Overview
Eleving entstand 2012 in Lettland unter dem Namen Mogo und begann mit Krediten für gebrauchte Autos. Die Zielgruppe waren Menschen mit geringen Chancen auf einen Bankkredit. Sie beziehen etwa unregelmäßige Einkommen oder können keine lange Kredithistorie vorweisen.
Aus dem baltischen Anbieter wurde die international tätige Eleving Group. Das Geschäft weitete sich auf Osteuropa, Zentralasien und Afrika aus, dazu kamen Motorradfinanzierungen, Mietkaufmodelle und Verbraucherkredite. Der rechtliche Sitz liegt in Luxemburg, operativ bleibt Riga das Zentrum.

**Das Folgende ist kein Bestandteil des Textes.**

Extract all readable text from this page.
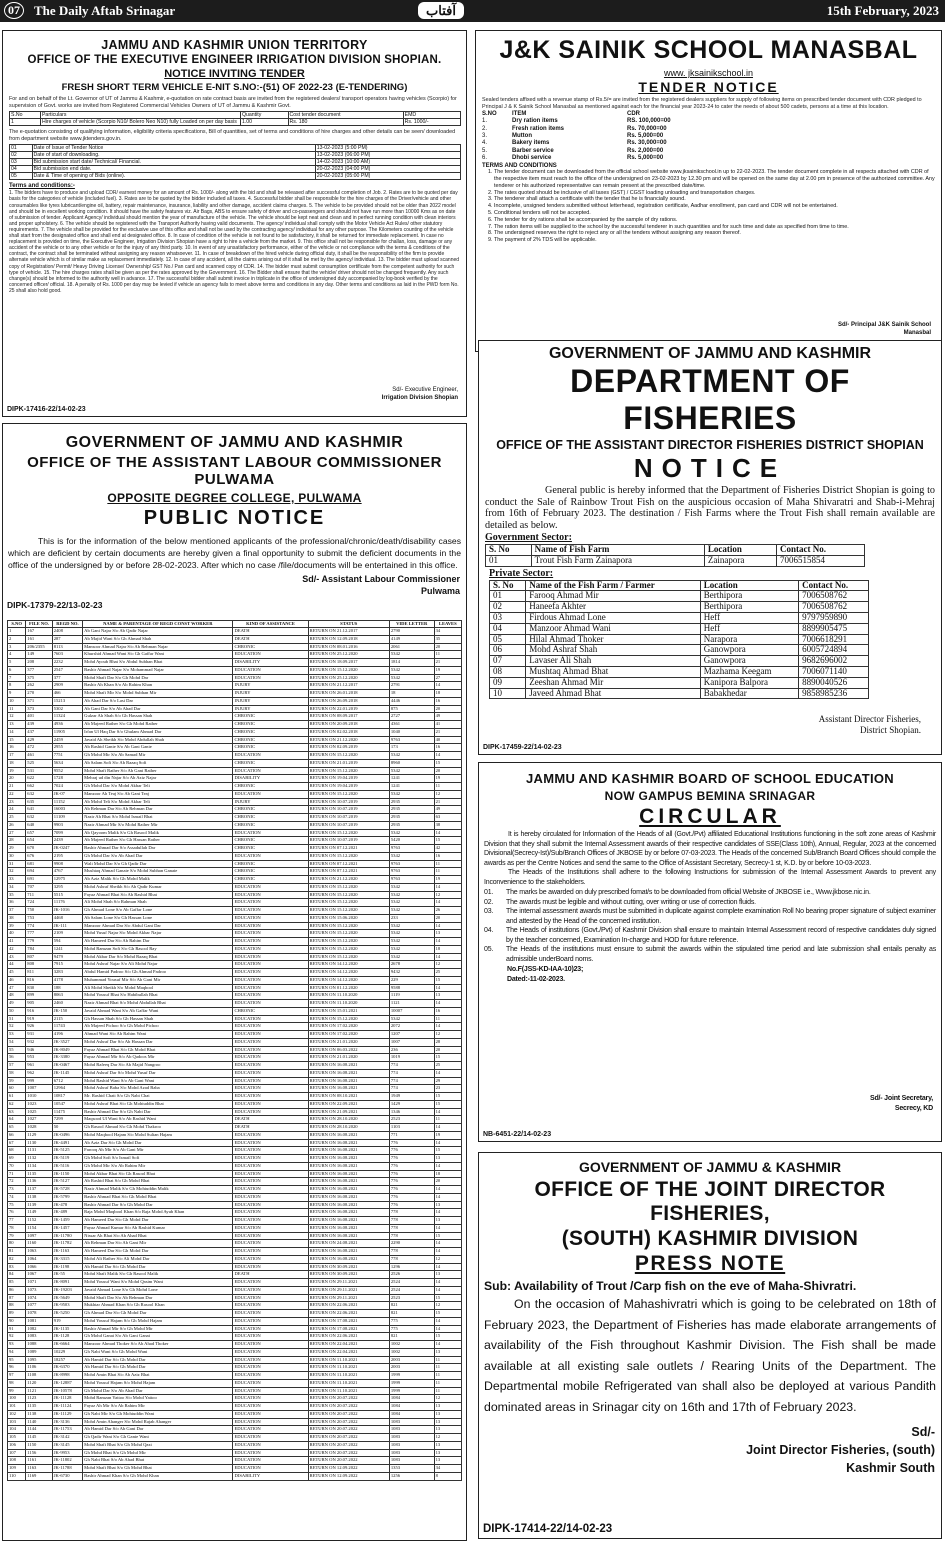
07	The Daily Aftab Srinagar	آفتاب	15th February, 2023
JAMMU AND KASHMIR UNION TERRITORY
OFFICE OF THE EXECUTIVE ENGINEER IRRIGATION DIVISION SHOPIAN.
NOTICE INVITING TENDER
FRESH SHORT TERM VEHICLE E-NIT S.NO:-(51) OF 2022-23 (E-TENDERING)
For and on behalf of the Lt. Governor of UT of Jammu & Kashmir, e-quotation on rate contract basis are invited from the registered dealers/ transport operators having vehicles (Scorpio) for supervision of Govt. works are invited from Registered Commercial Vehicles Owners of UT of Jammu & Kashmir Govt.
S.No	Particulars	Quantity	Cost tender document	EMD
1	Hire charges of vehicle (Scorpio N10/ Bolero Neo N10) fully Loaded on per day basis	1.00	Rs. 180	Rs. 1000/-
The e-quotation consisting of qualifying information, eligibility criteria specifications, Bill of quantities, set of terms and conditions of hire charges and other details can be seen/ downloaded from department website www.jktenders.gov.in.
01	Date of Issue of Tender Notice	13-02-2023 (5:00 PM)
02	Date of start of downloading.	13-02-2023 (06:00 PM)
03	Bid submission start date/ Technical/ Financial.	14-02-2023 (10:00 AM)
04	Bid submission end date.	20-02-2023 (04:00 PM)
05	Date & Time of opening of Bids (online).	20-02-2023 (05:00 PM)
Terms and conditions:-
1. The bidders have to produce and upload CDR/ earnest money for an amount of Rs. 1000/- along with the bid and shall be released after successful completion of Job. 2. Rates are to be quoted per day basis for the categories of vehicle (included fuel). 3. Rates are to be quoted by the bidder included all taxes. 4. Successful bidder shall be responsible for the hire charges of the Driver/vehicle and other consumables like tyres lubricant/engine oil, battery, repair maintenance, insurance, liability and other damage, accident claims charges. 5. The vehicle to be provided should not be older than 2022 model and should be in excellent working condition. It should have the safety features viz. Air Bags, ABS to ensure safety of driver and co-passengers and should not have run more than 10000 Kms as on date of submission of tender. Applicant Agency/ individual should mention the year of manufacture of the vehicle. The vehicle should be kept neat and clean and in perfect running condition with clean interiors and proper upholstery. 6. The vehicle should be registered with the Transport Authority having valid documents. The agency/ individual shall comply with the Motor Vehicle Act Rules/ other statutory requirements. 7. The vehicle shall be provided for the exclusive use of this office and shall not be used by the contracting agency/ individual for any other purpose. The Kilometers counting of the vehicle shall start from the designated office and shall end at designated office. 8. In case of condition of the vehicle is not found to be satisfactory, it shall be returned for immediate replacement. In case no replacement is provided on time, the Executive Engineer, Irrigation Division Shopian have a right to hire a vehicle from the market. 9. This office shall not be responsible for challan, loss, damage or any accident of the vehicle or to any other vehicle or for the injury of any third party. 10. In event of any unsatisfactory performance, either of the vehicle or not compliance with the terms & conditions of the contract, the contract shall be terminated without assigning any reason whatsoever. 11. In case of breakdown of the hired vehicle during official duty, it shall be the responsibility of the firm to provide alternate vehicle which is of similar make as replacement immediately. 12. In case of any accident, all the claims arising out of it shall be met by the agency/ individual. 13. The bidder must upload scanned copy of Registration/ Permit/ Heavy Driving License/ Ownership/ GST No./ Pan card and scanned copy of CDR. 14. The bidder must submit consumption certificate from the competent authority for such type of vehicle. 15. The hire charges rates shall be given as per the rates approved by the Government. 16. The Bidder shall ensure that the vehicle/ driver should not be changed frequently. Any such change(s) should be informed to the authority well in advance. 17. The successful bidder shall submit invoice in triplicate in the office of undersigned duly accompanied by log-book verified by the concerned officer/ official. 18. A penalty of Rs. 1000 per day may be levied if vehicle an agency fails to meet above terms and conditions in any day. Other terms and conditions as laid in the PWD form No. 25 shall also hold good.
Sd/- Executive Engineer,
Irrigation Division Shopian
DIPK-17416-22/14-02-23
J&K SAINIK SCHOOL MANASBAL
www. jksainikschool.in
TENDER NOTICE
Sealed tenders affixed with a revenue stamp of Rs.5/= are invited from the registered dealers suppliers for supply of following items on prescribed tender document with CDR pledged to Principal J & K Sainik School Manasbal as mentioned against each for the financial year 2023-24 to cater the needs of about 500 cadets, persons at a time at this location.
S.NO	ITEM	CDR
1.	Dry ration items	RS. 100,000=00
2.	Fresh ration items	Rs. 70,000=00
3.	Mutton	Rs. 5,000=00
4.	Bakery items	Rs. 30,000=00
5.	Barber service	Rs. 2,000=00
6.	Dhobi service	Rs. 5,000=00
TERMS AND CONDITIONS
1. The tender document can be downloaded from the official school website www.jksainikschool.in up to 22-02-2023. The tender document complete in all respects attached with CDR of the respective item must reach to the office of the undersigned on 23-02-2023 by 12.30 pm and will be opened on the same day at 2.00 pm in presence of the authorized committee. Any tenderer or his authorized representative can remain present at the prescribed date/time.
2. The rates quoted should be inclusive of all taxes (GST) / CGST loading unloading and transportation charges.
3. The tenderer shall attach a certificate with the tender that he is financially sound.
4. Incomplete, unsigned tenders submitted without letterhead, registration certificate, Aadhar enrollment, pan card and CDR will not be entertained.
5. Conditional tenders will not be accepted.
6. The tender for dry rations shall be accompanied by the sample of dry rations.
7. The ration items will be supplied to the school by the successful tenderer in such quantities and for such time and date as specified from time to time.
8. The undersigned reserves the right to reject any or all the tenders without assigning any reason thereof.
9. The payment of 2% TDS will be applicable.
Sd/- Principal J&K Sainik School
Manasbal
GOVERNMENT OF JAMMU AND KASHMIR
DEPARTMENT OF FISHERIES
OFFICE OF THE ASSISTANT DIRECTOR FISHERIES DISTRICT SHOPIAN
NOTICE
General public is hereby informed that the Department of Fisheries District Shopian is going to conduct the Sale of Rainbow Trout Fish on the auspicious occasion of Maha Shivaratri and Shab-i-Mehraj from 16th of February 2023. The destination / Fish Farms where the Trout Fish shall remain available are detailed as below.
Government Sector:
S. No	Name of Fish Farm	Location	Contact No.
01	Trout Fish Farm Zainapora	Zainapora	7006515854
Private Sector:
S. No	Name of the Fish Farm / Farmer	Location	Contact No.
01	Farooq Ahmad Mir	Berthipora	7006508762
02	Haneefa Akhter	Berthipora	7006508762
03	Firdous Ahmad Lone	Heff	9797959890
04	Manzoor Ahmad Wani	Heff	8899905475
05	Hilal Ahmad Thoker	Narapora	7006618291
06	Mohd Ashraf Shah	Ganowpora	6005724894
07	Lavaser Ali Shah	Ganowpora	9682696002
08	Mushtaq Ahmad Bhat	Mazhama Keegam	7006071140
09	Zeeshan Ahmad Mir	Kanipora Balpora	8890040526
10	Javeed Ahmad Bhat	Babakhedar	9858985236
Assistant Director Fisheries,
District Shopian.
DIPK-17459-22/14-02-23
GOVERNMENT OF JAMMU AND KASHMIR
OFFICE OF THE ASSISTANT LABOUR COMMISSIONER PULWAMA
OPPOSITE DEGREE COLLEGE, PULWAMA
PUBLIC NOTICE
This is for the information of the below mentioned applicants of the professional/chronic/death/disability cases which are deficient by certain documents are hereby given a final opportunity to submit the deficient documents in the office of the undersigned by or before 28-02-2023. After which no case /file/documents will be entertained in this office.
Sd/- Assistant Labour Commissioner
Pulwama
DIPK-17379-22/13-02-23
S.NO	FILE NO.	REGD NO.	NAME & PARENTAGE OF REGD CONST WORKER	KIND OF ASSISTANCE	STATUS	VIDE LETTER	LEAVES
1	167	2408	Ab Gani Najar S/o Ab Qadir Najar	DEATH	RETURN ON 21.12.2017	2790	34
2	161	287	Ab Majid Wani S/o Gh Ahmad Shah	DEATH	RETURN ON 12.09.2018	4149	35
3	206/2355	8113	Mansoor Ahmad Najar S/o Ab Rehman Najar	CHRONIC	RETURN ON 08.01.2016	2061	20
4	149	7603	Khurshid Ahmad Wani S/o Gh Gaffar Wani	EDUCATION	RETURN ON 25.12.2020	5342	11
5	208	2232	Mohd Ayoub Bhat S/o Abdul Subhan Bhat	DISABILITY	RETURN ON 18.09.2017	1814	21
6	377	2547	Bashir Ahmad Najar S/o Mohammad Najar	EDUCATION	RETURN ON 15.12.2020	5342	19
7	375	377	Mohd Shafi Dar S/o Gh Mohd Dar	EDUCATION	RETURN ON 25.12.2020	5342	27
8	262	2909	Bashir Ah Khan S/o Ab Rahim Khan	INJURY	RETURN ON 21.12.2017	2791	14
9	270	466	Mohd Shafi Mir S/o Mohd Subhan Mir	INJURY	RETURN ON 26.01.2018	18	18
10	371	15213	Ab Ahad Dar S/o Lasi Dar	INJURY	RETURN ON 26.09.2018	4446	16
11	373	5302	Ab Gani Dar S/o Ab Ahad Dar	INJURY	RETURN ON 22.01.2019	875	20
12	401	11324	Gulzar Ah Shah S/o Gh Hassan Shah	CHRONIC	RETURN ON 08.09.2017	2727	49
13	439	4936	Ab Majeed Rather S/o Gh Mohd Rather	CHRONIC	RETURN ON 20.09.2018	4361	41
14	437	11905	Irfan Ul Haq Dar S/o Ghulam Ahmad Dar	CHRONIC	RETURN ON 02.02.2018	1040	21
15	429	2459	Javaid Ah Sheikh S/o Mohd Abdullah Shah	CHRONIC	RETURN ON 21.12.2020	9763	40
16	472	2955	Ab Rashid Ganie S/o Ab Gani Ganie	CHRONIC	RETURN ON 02.09.2019	173	16
17	461	7751	Gh Mohd Mir S/o Ab Samad Mir	EDUCATION	RETURN ON 15.12.2020	5342	14
18	525	5634	Ab Salam Sofi S/o Ab Razaq Sofi	CHRONIC	RETURN ON 21.01.2019	8960	15
19	531	9552	Mohd Shafi Rather S/o Ab Gani Rather	EDUCATION	RETURN ON 15.12.2020	5342	20
20	622	1728	Mehraj ud din Najar S/o Ab Aziz Najar	DISABILITY	RETURN ON 19.04.2019	1241	19
21	662	7024	Gh Mohd Dar S/o Mohd Akbar Teli	CHRONIC	RETURN ON 19.04.2019	1241	11
22	632	JK-07	Manzoor Ah Teaj S/o Ab Gani Teaj	EDUCATION	RETURN ON 15.12.2020	5342	12
23	635	11152	Ab Mohd Teli S/o Mohd Akbar Teli	INJURY	RETURN ON 10.07.2019	2935	21
24	641	16003	Ab Rehman Dar S/o Ab Rehman Dar	CHRONIC	RETURN ON 10.07.2019	2935	49
25	632	11109	Nazir Ah Bhat S/o Mohd Ismail Bhat	CHRONIC	RETURN ON 10.07.2019	2935	63
26	640	9903	Nazir Ahmad Mir S/o Mohd Rather Mir	CHRONIC	RETURN ON 10.07.2019	2935	38
27	657	7099	Ab Qayoom Malik S/o Gh Rasool Malik	EDUCATION	RETURN ON 15.12.2020	5342	14
28	654	2439	Ab Majeed Rather S/o Gh Hassan Rather	CHRONIC	RETURN ON 10.07.2019	5420	15
29	670	JK-0247	Bashir Ahmad Dar S/o Assadullah Dar	CHRONIC	RETURN ON 07.12.2021	9763	42
30	676	2195	Gh Mohd Dar S/o Ab Ahad Dar	EDUCATION	RETURN ON 15.12.2020	5342	16
31	681	9908	Wali Mohd Dar S/o Gh Qadir Dar	CHRONIC	RETURN ON 07.12.2021	9763	11
32	694	4767	Mushtaq Ahmad Ganaie S/o Mohd Subhan Ganaie	CHRONIC	RETURN ON 07.12.2021	9763	11
33	691	12975	Ab Aziz Malik S/o Gh Mohd Malik	CHRONIC	RETURN ON 21.12.2020	9763	19
34	707	3295	Mohd Ashraf Sheikh S/o Ab Qadir Kumar	EDUCATION	RETURN ON 15.12.2020	5342	14
35	711	5515	Fayaz Ahmad Bhat S/o Ab Rashid Bhat	EDUCATION	RETURN ON 15.12.2020	5342	12
36	724	11176	Ali Mohd Shah S/o Rahman Shah	EDUCATION	RETURN ON 15.12.2020	5342	14
37	750	JK-1016	Gh Ahmad Lone S/o Ab Gaffar Lone	EDUCATION	RETURN ON 15.12.2020	5342	26
38	753	4468	Ab Salam Lone S/o Gh Hassan Lone	EDUCATION	RETURN ON 15.06.2020	233	20
39	774	JK-111	Manzoor Ahmad Dar S/o Abdul Gani Dar	EDUCATION	RETURN ON 15.12.2020	5342	14
40	777	2109	Mohd Yusuf Najar S/o Mohd Akbar Najar	EDUCATION	RETURN ON 15.12.2020	5342	13
41	779	594	Ab Hameed Dar S/o Ab Rahim Dar	EDUCATION	RETURN ON 15.12.2020	5342	14
42	784	1241	Mohd Ramzan Sofi S/o Gh Rasool Ray	EDUCATION	RETURN ON 15.12.2020	5342	18
43	807	9479	Mohd Akbar Dar S/o Mohd Razaq Bhat	EDUCATION	RETURN ON 15.12.2020	5342	14
44	808	7915	Mohd Ashraf Najar S/o Ali Mohd Najar	EDUCATION	RETURN ON 14.12.2020	2678	12
45	811	3283	Abdul Hamid Padroo S/o Gh Ahmad Padroo	EDUCATION	RETURN ON 14.12.2020	9432	25
46	816	4178	Muhammad Yousuf Mir S/o Ab Gani Mir	EDUCATION	RETURN ON 14.12.2020	229	15
47	830	188	Ali Mohd Sheikh S/o Mohd Maqbool	EDUCATION	RETURN ON 01.12.2020	9588	14
48	899	8063	Mohd Yousuf Bhat S/o Habibullah Bhat	EDUCATION	RETURN ON 11.10.2020	1119	13
49	905	2460	Nazir Ahmad Bhat S/o Mohd Abdullah Bhat	EDUCATION	RETURN ON 11.10.2020	1121	14
50	916	JK-150	Javaid Ahmad Wani S/o Ab Gaffar Wani	CHRONIC	RETURN ON 15.01.2021	10007	16
51	919	2115	Gh Hassan Shah S/o Gh Hassan Shah	EDUCATION	RETURN ON 15.12.2020	5342	11
52	926	11743	Ab Majeed Pichoo S/o Gh Mohd Pichoo	EDUCATION	RETURN ON 17.02.2020	2072	14
53	931	4196	Ahmad Wani S/o Ab Rahim Wani	EDUCATION	RETURN ON 17.02.2020	1207	12
54	932	JK-3527	Mohd Ashraf Dar S/o Ab Hassan Dar	EDUCATION	RETURN ON 21.01.2020	1007	28
55	946	JK-8049	Fayaz Ahmad Bhat S/o Gh Mohd Bhat	EDUCATION	RETURN ON 06.03.2022	236	20
56	953	JK-3380	Fayaz Ahmad Mir S/o Ab Qadoos Mir	EDUCATION	RETURN ON 21.01.2020	1019	15
57	961	JK-0467	Mohd Rafeeq Dar S/o Ab Majid Nangroo	EDUCATION	RETURN ON 16.08.2021	774	25
58	962	JK-1145	Mohd Ashraf Dar S/o Mohd Yusuf Dar	EDUCATION	RETURN ON 16.08.2021	774	14
59	999	6712	Mohd Rashid Wani S/o Ab Gani Wani	EDUCATION	RETURN ON 16.08.2021	774	29
60	1007	12964	Mohd Ashraf Baba S/o Mohd Azad Baba	EDUCATION	RETURN ON 16.08.2021	774	23
61	1010	10817	Mr. Rashid Chati S/o Gh Nabi Chat	EDUCATION	RETURN ON 08.10.2021	1949	15
62	1023	10547	Mohd Ashraf Bhat S/o Gh Mohiuddin Bhat	EDUCATION	RETURN ON 22.09.2021	1429	15
63	1025	11475	Bashir Ahmad Dar S/o Gh Nabi Dar	EDUCATION	RETURN ON 21.09.2021	1346	14
64	1027	7299	Maqsood Ul Wani S/o Ab Rashid Wani	DEATH	RETURN ON 28.10.2020	2523	11
65	1028	50	Gh Rasool Ahmad S/o Gh Mohd Thakroo	DEATH	RETURN ON 28.10.2020	1103	14
66	1129	JK-0496	Mohd Maqbool Hajam S/o Mohd Sultan Hajam	EDUCATION	RETURN ON 16.08.2021	771	19
67	1130	JK-4491	Ab Aziz Dar S/o Gh Mohd Dar	EDUCATION	RETURN ON 16.08.2021	776	14
68	1131	JK-5125	Farooq Ah Mir S/o Ab Gani Mir	EDUCATION	RETURN ON 16.08.2021	776	15
69	1132	JK-5119	Gh Mohd Sofi S/o Ismail Sofi	EDUCATION	RETURN ON 16.08.2021	776	13
70	1134	JK-5116	Gh Mohd Mir S/o Ab Rahim Mir	EDUCATION	RETURN ON 16.08.2021	776	14
71	1135	JK-1150	Mohd Akbar Bhat S/o Gh Rasool Bhat	EDUCATION	RETURN ON 16.08.2021	776	18
72	1136	JK-5127	Ab Rashid Bhat S/o Gh Mohd Bhat	EDUCATION	RETURN ON 16.08.2021	776	20
73	1137	JK-5728	Nazir Ahmad Malik S/o Gh Mohiuddin Malik	EDUCATION	RETURN ON 16.08.2021	776	14
74	1138	JK-5799	Bashir Ahmad Bhat S/o Gh Mohd Bhat	EDUCATION	RETURN ON 16.08.2021	776	14
75	1139	JK-478	Bashir Ahmad Dar S/o Gh Mohd Dar	EDUCATION	RETURN ON 16.08.2021	776	13
76	1149	JK-489	Raja Mohd Maqbool Khan S/o Raja Mohd Ayub Khan	EDUCATION	RETURN ON 16.08.2021	778	14
77	1152	JK-1459	Ab Hameed Dar S/o Gh Mohd Dar	EDUCATION	RETURN ON 16.08.2021	778	13
78	1154	JK-1457	Fayaz Ahmad Kumar S/o Ab Rashid Kumar	EDUCATION	RETURN ON 16.08.2021	778	14
79	1097	JK-11780	Nissar Ah Bhat S/o Ab Ahad Bhat	EDUCATION	RETURN ON 16.08.2021	778	15
80	1160	JK-11782	Ab Rehman Dar S/o Ab Gani Mir	EDUCATION	RETURN ON 24.08.2021	2290	14
81	1063	JK-1163	Ab Hameed Dar S/o Gh Mohd Dar	EDUCATION	RETURN ON 16.08.2021	778	14
82	1064	JK-3315	Mohd Ali Rather S/o Ali Mohd Dar	EDUCATION	RETURN ON 16.08.2021	778	12
83	1066	JK-1198	Ab Hamid Dar S/o Gh Mohd Dar	EDUCATION	RETURN ON 30.09.2021	1296	14
84	1067	JK-55	Mohd Shafi Malik S/o Gh Rasool Malik	DEATH	RETURN ON 30.09.2021	2526	13
85	1071	JK-8091	Mohd Yousuf Wani S/o Mohd Qasim Wani	EDUCATION	RETURN ON 29.11.2021	2524	14
86	1073	JK-19203	Javaid Ahmad Lone S/o Gh Mohd Lone	EDUCATION	RETURN ON 29.11.2021	2524	14
87	1074	JK-5649	Mohd Shafi Dar S/o Ab Rehman Dar	EDUCATION	RETURN ON 29.11.2021	2523	15
88	1077	JK-9503	Mukhtar Ahmad Khan S/o Gh Rasool Khan	EDUCATION	RETURN ON 22.06.2021	821	12
89	1078	JK-5250	Gh Ahmad Dar S/o Gh Mohd Dar	EDUCATION	RETURN ON 22.06.2021	821	15
90	1081	919	Mohd Yousuf Hajam S/o Gh Mohd Hajam	EDUCATION	RETURN ON 17.08.2021	775	14
91	1082	JK-1135	Bashir Ahmad Mir S/o Gh Mohd Mir	EDUCATION	RETURN ON 17.08.2021	775	14
92	1083	JK-1128	Gh Mohd Ganai S/o Ab Gani Ganai	EDUCATION	RETURN ON 22.06.2021	821	15
93	1088	JK-6664	Manzoor Ahmad Thoker S/o Ab Ahad Thoker	EDUCATION	RETURN ON 22.04.2021	1002	14
94	1089	10229	Gh Nabi Wani S/o Gh Mohd Wani	EDUCATION	RETURN ON 22.04.2021	1002	13
95	1095	18257	Ab Hamid Dar S/o Gh Mohd Dar	EDUCATION	RETURN ON 11.10.2021	2003	11
96	1106	JK-6370	Ab Hamid Dar S/o Gh Mohd Dar	EDUCATION	RETURN ON 11.10.2021	2003	11
97	1108	JK-8998	Mohd Amin Bhat S/o Ab Aziz Bhat	EDUCATION	RETURN ON 11.10.2021	1999	11
98	1120	JK-12887	Mohd Yousuf Hajam S/o Mohd Hajam	EDUCATION	RETURN ON 11.10.2021	1999	11
99	1121	JK-10578	Gh Mohd Dar S/o Ab Ahad Dar	EDUCATION	RETURN ON 11.10.2021	1999	11
100	1123	JK-11128	Mohd Ramzan Yattoo S/o Mohd Yattoo	EDUCATION	RETURN ON 20.07.2022	1084	12
101	1135	JK-11124	Fayaz Ah Mir S/o Ab Rahim Mir	EDUCATION	RETURN ON 20.07.2022	1084	13
102	1138	JK-11129	Gh Nabi Mir S/o Gh Mohiuddin Wani	EDUCATION	RETURN ON 20.07.2022	1084	13
103	1140	JK-3136	Mohd Amin Ahanger S/o Mohd Rajab Ahanger	EDUCATION	RETURN ON 20.07.2022	1083	13
104	1144	JK-11753	Ab Hamid Dar S/o Ab Gani Dar	EDUCATION	RETURN ON 20.07.2022	1083	13
105	1145	JK-3142	Gh Qadir Wani S/o Gh Ganie Wani	EDUCATION	RETURN ON 20.07.2022	1083	12
106	1150	JK-3145	Mohd Shafi Bhat S/o Gh Mohd Qazi	EDUCATION	RETURN ON 20.07.2022	1083	13
107	1156	JK-9953	Gh Mohd Bhat S/o Gh Mohd Mir	EDUCATION	RETURN ON 20.07.2022	1083	13
108	1161	JK-11802	Gh Nabi Bhat S/o Ab Ahad Bhat	EDUCATION	RETURN ON 20.07.2022	1083	13
109	1163	JK-11788	Mohd Shafi Bhat S/o Gh Mohd Bhat	EDUCATION	RETURN ON 12.09.2022	1353	34
110	1169	JK-6730	Bashir Ahmad Khan S/o Gh Mohd Khan	DISABILITY	RETURN ON 12.09.2022	1256	8
JAMMU AND KASHMIR BOARD OF SCHOOL EDUCATION
NOW GAMPUS BEMINA SRINAGAR
CIRCULAR
It is hereby circulated for Information of the Heads of all (Govt./Pvt) affiliated Educational Institutions functioning in the soft zone areas of Kashmir Division that they shall submit the Internal Assessment awards of their respective candidates of SSE(Class 10th), Annual, Regular, 2023 at the concerned Divisional(Secrecy-Ist)/Sub/Branch Offices of JKBOSE by or before 07-03-2023. The Heads of the concerned Sub/Branch Board Offices should compile the awards as per the Centre Notices and send the same to the Office of Assistant Secretary, Secrecy-1 st, K.D. by or before 10-03-2023.
The Heads of the Institutions shall adhere to the following Instructions for submission of the Internal Assessment Awards to prevent any Inconvenience to the stakeholders.
01.	The marks be awarded on duly prescribed fomat/s to be downloaded from official Website of JKBOSE i.e., Www.jkbose.nic.in.
02.	The awards must be legible and without cutting, over writing or use of correction fluids.
03.	The internal assessment awards must be submitted in duplicate against complete examination Roll No bearing proper signature of subject examiner and attested by the Head of the concerned institution.
04.	The Heads of institutions (Govt./Pvt) of Kashmir Division shall ensure to maintain Internal Assessment record of respective candidates duly signed by the teacher concerned, Examination In-charge and HOD for future reference.
05.	The Heads of the institutions must ensure to submit the awards within the stipulated time period and late submission shall entails penalty as admissible underBoard noms.
No.F(JSS-KD-IAA-10)23;
Dated:-11-02-2023.
Sd/- Joint Secretary,
Secrecy, KD
NB-6451-22/14-02-23
GOVERNMENT OF JAMMU & KASHMIR
OFFICE OF THE JOINT DIRECTOR FISHERIES,
(SOUTH) KASHMIR DIVISION
PRESS NOTE
Sub: Availability of Trout /Carp fish on the eve of Maha-Shivratri.
On the occasion of Mahashivratri which is going to be celebrated on 18th of February 2023, the Department of Fisheries has made elaborate arrangements of availability of the Fish throughout Kashmir Division. The Fish shall be made available at all existing sale outlets / Rearing Units of the Department. The Departmental mobile Refrigerated van shall also be deployed at various Pandith dominated areas in Srinagar city on 16th and 17th of February 2023.
Sd/-
Joint Director Fisheries, (south)
Kashmir South
DIPK-17414-22/14-02-23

Bekannt war das Unternehmen an den Kapitalmärkten schon vor dem Börsengang. Über Anleihen mit zweistelligen Zinskupons finanzierte sich die Gruppe seit Jahren, unter anderem an der Frankfurter Börse. Der Aktiengang 2024 ergänzte diese Finanzierung um Eigenkapital.
Management
Seit Jahren führt Modestas Sudnius das Unternehmen als CEO und stellte die Gruppe gemeinsam mit Finanzchef Maris Kreics beim Börsengang vor. Beide prägen die Ausrichtung auf datenbasierte Kreditvergabe und die Expansion in Schwellenländer. Die Gründer blieben nach dem Börsengang als Großaktionäre an Bord.
Finanzdaten
Branche
Eleving operiert im Markt für Kredite an Menschen mit schwachem oder fehlendem Bankzugang. In vielen Zielländern besitzen große Teile der Bevölkerung kein Bankkonto oder keine verwertbare Kredithistorie, gleichzeitig ist ein Fahrzeug oft Voraussetzung für den Beruf.
Das Geschäft ist entsprechend margenstark und riskant zugleich. Die Zinsen liegen deutlich über denen klassischer Banken, dafür sind Ausfälle häufiger, und die Refinanzierung über Anleihen ist teuer. Die Gruppe zahlte für ihre Anleihen zeitweise Kupons von 13 Prozent.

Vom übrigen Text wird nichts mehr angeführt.